2 réponses sur “Racines angevines de Jean d’Ormesson

  1. Il semble d’après un blog « généalogies angevines et royales » que Jean d’Ormesson descendait aussi de la soeur de notre roi René d’Anjou, Marie, femme de Charles VII et mère de Louis XI. Et vous Odile ?

    1. Bonjour
      Je ne fais que les ascendances que je peux vérifier sur preuves que je retranscris, et au delà je m’arrête, car j’ai en horreur les âneries multiples et non vérifiées colportées par beaucoup d’inconscients.
      J’ai été abonnée autrefois des années durant à la revue Héraldique et Généalogie, et jamais je n’oublierai Gerard de Villeneuve, las de voir des filiations erronés.

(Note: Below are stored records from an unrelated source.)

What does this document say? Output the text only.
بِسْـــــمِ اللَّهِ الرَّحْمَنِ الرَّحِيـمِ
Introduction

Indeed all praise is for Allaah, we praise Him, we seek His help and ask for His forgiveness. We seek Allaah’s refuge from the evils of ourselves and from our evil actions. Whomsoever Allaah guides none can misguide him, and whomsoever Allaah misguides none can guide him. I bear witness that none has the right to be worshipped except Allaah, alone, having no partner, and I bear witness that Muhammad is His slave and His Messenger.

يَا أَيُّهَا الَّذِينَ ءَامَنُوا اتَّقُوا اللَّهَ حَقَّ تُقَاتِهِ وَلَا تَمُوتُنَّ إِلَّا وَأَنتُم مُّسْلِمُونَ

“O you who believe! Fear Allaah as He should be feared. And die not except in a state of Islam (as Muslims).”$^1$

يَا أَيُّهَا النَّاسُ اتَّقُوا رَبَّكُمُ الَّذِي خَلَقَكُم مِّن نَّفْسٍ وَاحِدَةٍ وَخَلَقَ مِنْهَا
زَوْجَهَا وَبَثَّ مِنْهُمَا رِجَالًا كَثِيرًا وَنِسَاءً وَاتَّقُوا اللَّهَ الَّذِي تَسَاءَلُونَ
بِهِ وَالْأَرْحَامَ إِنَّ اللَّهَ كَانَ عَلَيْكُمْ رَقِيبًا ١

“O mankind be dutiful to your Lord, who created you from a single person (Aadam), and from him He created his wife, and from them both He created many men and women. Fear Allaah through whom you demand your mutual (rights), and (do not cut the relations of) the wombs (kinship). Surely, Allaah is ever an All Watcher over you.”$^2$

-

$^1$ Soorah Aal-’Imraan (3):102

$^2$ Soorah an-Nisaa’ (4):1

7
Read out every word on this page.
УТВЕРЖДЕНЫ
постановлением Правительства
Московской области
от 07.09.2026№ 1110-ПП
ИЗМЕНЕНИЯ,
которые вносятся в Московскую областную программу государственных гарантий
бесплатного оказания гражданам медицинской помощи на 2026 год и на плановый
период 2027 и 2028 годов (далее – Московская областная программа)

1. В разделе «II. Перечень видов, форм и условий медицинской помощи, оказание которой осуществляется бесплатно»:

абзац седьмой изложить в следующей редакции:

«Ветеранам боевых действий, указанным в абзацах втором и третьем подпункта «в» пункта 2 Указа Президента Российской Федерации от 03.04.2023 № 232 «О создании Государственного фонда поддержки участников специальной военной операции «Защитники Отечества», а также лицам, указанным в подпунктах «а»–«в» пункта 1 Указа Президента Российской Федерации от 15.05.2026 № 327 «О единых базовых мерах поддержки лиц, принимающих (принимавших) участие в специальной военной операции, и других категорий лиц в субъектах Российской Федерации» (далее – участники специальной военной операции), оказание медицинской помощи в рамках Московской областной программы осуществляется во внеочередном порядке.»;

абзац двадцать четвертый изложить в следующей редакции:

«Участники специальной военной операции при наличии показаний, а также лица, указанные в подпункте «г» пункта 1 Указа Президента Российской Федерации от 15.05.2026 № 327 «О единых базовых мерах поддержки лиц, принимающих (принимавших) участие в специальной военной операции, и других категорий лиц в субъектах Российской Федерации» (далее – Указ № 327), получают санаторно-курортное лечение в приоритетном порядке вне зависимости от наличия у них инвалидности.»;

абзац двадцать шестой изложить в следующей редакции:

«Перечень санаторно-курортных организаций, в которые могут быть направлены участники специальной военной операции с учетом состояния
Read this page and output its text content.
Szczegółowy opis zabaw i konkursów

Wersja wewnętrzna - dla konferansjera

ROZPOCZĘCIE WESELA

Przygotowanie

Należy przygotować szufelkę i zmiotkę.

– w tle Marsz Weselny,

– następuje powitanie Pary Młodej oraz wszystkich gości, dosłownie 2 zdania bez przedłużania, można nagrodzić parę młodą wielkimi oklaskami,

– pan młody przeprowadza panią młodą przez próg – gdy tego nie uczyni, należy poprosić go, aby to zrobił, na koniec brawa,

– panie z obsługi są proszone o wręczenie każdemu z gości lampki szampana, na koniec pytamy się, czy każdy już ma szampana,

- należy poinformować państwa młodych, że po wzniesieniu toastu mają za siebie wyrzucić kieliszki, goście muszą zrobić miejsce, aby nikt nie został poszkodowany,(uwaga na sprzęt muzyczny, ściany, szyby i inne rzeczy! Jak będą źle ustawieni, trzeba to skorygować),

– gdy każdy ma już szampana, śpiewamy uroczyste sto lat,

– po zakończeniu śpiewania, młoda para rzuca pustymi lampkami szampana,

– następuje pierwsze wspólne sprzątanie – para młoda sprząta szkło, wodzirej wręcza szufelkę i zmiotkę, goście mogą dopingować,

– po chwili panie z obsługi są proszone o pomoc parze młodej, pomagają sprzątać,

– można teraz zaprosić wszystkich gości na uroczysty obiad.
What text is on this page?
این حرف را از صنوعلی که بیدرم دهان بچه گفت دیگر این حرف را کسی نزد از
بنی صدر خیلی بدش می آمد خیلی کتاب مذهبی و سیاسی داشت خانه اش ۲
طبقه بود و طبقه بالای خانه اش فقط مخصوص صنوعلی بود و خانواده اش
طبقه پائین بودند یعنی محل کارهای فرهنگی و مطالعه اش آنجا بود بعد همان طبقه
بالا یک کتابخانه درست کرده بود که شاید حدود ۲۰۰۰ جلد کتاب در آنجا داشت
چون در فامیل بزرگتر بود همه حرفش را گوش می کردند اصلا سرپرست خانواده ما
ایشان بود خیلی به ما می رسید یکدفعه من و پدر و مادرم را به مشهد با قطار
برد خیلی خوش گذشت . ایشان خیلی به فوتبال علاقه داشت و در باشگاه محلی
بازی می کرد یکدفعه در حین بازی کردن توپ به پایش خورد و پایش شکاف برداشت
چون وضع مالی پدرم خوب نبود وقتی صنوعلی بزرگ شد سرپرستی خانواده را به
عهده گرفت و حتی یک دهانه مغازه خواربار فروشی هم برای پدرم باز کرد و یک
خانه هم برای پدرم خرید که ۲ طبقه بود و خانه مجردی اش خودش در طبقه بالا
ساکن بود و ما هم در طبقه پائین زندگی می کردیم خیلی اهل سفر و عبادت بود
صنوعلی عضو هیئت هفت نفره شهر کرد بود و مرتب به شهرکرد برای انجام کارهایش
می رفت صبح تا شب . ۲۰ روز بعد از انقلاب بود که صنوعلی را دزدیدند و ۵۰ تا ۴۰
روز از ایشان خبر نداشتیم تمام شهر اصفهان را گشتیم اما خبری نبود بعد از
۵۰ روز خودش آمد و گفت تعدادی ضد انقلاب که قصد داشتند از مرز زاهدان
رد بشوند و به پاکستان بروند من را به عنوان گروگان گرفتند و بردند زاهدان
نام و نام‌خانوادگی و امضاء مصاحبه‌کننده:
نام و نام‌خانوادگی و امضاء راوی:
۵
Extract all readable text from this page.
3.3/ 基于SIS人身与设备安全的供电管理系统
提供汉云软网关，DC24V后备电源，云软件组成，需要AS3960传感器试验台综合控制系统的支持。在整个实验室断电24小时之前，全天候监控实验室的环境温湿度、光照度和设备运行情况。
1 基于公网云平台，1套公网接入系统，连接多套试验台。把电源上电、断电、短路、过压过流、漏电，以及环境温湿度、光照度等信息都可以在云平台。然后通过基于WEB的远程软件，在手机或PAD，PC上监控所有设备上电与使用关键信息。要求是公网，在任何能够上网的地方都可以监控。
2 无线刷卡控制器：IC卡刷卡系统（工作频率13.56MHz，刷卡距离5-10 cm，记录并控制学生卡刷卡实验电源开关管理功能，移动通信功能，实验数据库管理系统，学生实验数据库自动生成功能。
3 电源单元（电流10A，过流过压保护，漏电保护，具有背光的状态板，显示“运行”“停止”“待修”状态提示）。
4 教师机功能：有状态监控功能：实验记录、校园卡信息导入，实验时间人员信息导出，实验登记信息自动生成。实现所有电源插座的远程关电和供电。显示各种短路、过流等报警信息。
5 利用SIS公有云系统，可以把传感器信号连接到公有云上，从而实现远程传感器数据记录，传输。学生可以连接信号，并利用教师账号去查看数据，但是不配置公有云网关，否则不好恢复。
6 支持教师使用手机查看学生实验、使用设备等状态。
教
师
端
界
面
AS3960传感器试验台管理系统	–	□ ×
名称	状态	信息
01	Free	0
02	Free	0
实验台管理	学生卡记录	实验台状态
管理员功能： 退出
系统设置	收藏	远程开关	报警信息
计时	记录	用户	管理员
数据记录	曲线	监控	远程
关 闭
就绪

On appellait même le « général de guerre lasse ».
      La revue a disparu sous la poussée des copieurs de ROGLO, mais eux ont oblié le général de guerre lasse, et recopient n’importe quoi, quite parfois à rajouter une couche d’erreurs (par expemple sur plusieurs de mes travaux)
      Donc, je descends des HATON que j’ai personnellement étudiés, et si vous regardez mon étude de cette famille vous constaterez que j’ai beaucoup de preuves. Mais je m’arrête ensuite, faute de preuves.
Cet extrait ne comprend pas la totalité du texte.